La victime, qui a été frappée, a déposé plainte et a pu être examinée par un médecin qui lui a prescrit trois jours d’ITT (incapacité totale de travail).
« Il a reçu des jets de pierre »
C’est en pleine journée, pendant les vacances scolaires et sur une plage très fréquentée, que l’agression a eu lieu. Ce lundi, dans l’après-midi, un Niçois a tenté d’aider deux jeunes filles prises à partie par un groupe de garçons. Mais celui-ci a essuyé « des insultes homophobes très violentes et des agressions physiques » de la part des individus, dénonce le centre LGBTQIA + Côte d’Azur.
Il a reçu des jets de pierre et un coup au visage. Des caméras de surveillance ont filmé la scène, et la police, prévenue par les témoins, est intervenue rapidement.
Le maire de Nice, Éric Ciotti, n’a pas tardé à réagir. Il évoque des insultes « d’une extrême violence » et des faits « particulièrement graves ». La scène a ainsi été filmée et a permis l’intervention des forces de l’ordre. Deux jeunes hommes, mineurs, ont été interpellés et placés en garde à vue.

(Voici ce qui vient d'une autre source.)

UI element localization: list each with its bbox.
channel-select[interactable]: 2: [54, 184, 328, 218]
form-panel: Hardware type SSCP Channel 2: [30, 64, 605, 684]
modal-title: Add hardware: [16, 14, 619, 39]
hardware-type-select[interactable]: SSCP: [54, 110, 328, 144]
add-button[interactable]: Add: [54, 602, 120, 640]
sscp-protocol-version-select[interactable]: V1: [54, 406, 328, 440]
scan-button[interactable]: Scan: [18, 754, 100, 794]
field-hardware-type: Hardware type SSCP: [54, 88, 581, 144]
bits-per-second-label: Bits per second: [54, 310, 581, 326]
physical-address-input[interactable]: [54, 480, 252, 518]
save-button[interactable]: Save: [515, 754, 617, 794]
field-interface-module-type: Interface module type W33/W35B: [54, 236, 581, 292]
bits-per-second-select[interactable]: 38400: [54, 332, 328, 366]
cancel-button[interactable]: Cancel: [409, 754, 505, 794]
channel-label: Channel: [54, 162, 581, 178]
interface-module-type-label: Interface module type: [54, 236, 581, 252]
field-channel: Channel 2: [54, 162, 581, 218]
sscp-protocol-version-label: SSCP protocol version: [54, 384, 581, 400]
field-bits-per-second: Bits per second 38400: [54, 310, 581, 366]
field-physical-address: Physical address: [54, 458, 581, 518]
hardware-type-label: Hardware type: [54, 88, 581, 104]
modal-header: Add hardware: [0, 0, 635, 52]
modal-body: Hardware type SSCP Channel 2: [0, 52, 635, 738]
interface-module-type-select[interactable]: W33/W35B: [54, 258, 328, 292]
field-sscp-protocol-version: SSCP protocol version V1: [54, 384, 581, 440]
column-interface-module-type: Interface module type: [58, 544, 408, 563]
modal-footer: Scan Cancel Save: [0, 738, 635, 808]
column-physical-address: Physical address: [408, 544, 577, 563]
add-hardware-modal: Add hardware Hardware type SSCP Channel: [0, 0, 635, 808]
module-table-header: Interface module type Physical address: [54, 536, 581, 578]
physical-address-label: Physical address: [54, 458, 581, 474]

Mardi, l’élu a pu s’entretenir avec la victime « afin de lui témoigner son soutien plein et entier ».
« L’homophobie n’a pas sa place à Nice »
« Le maire condamne avec la plus grande fermeté ces actes ignobles. La haine, l’homophobie et toutes les formes de violence n’ont pas leur place à Nice. Elles doivent être combattues sans relâche et sanctionnées avec la plus grande sévérité », a rappelé Éric Ciotti dans son communiqué.
De son côté, le centre LGBTQIA + « condamne très fermement cette agression et met tout en œuvre pour l’accompagner au mieux et faire reconnaître le caractère aggravant d’homophobie ».
L’association annonce se tenir « à côté de la victime et se portera partie civile » en cas de d’audience.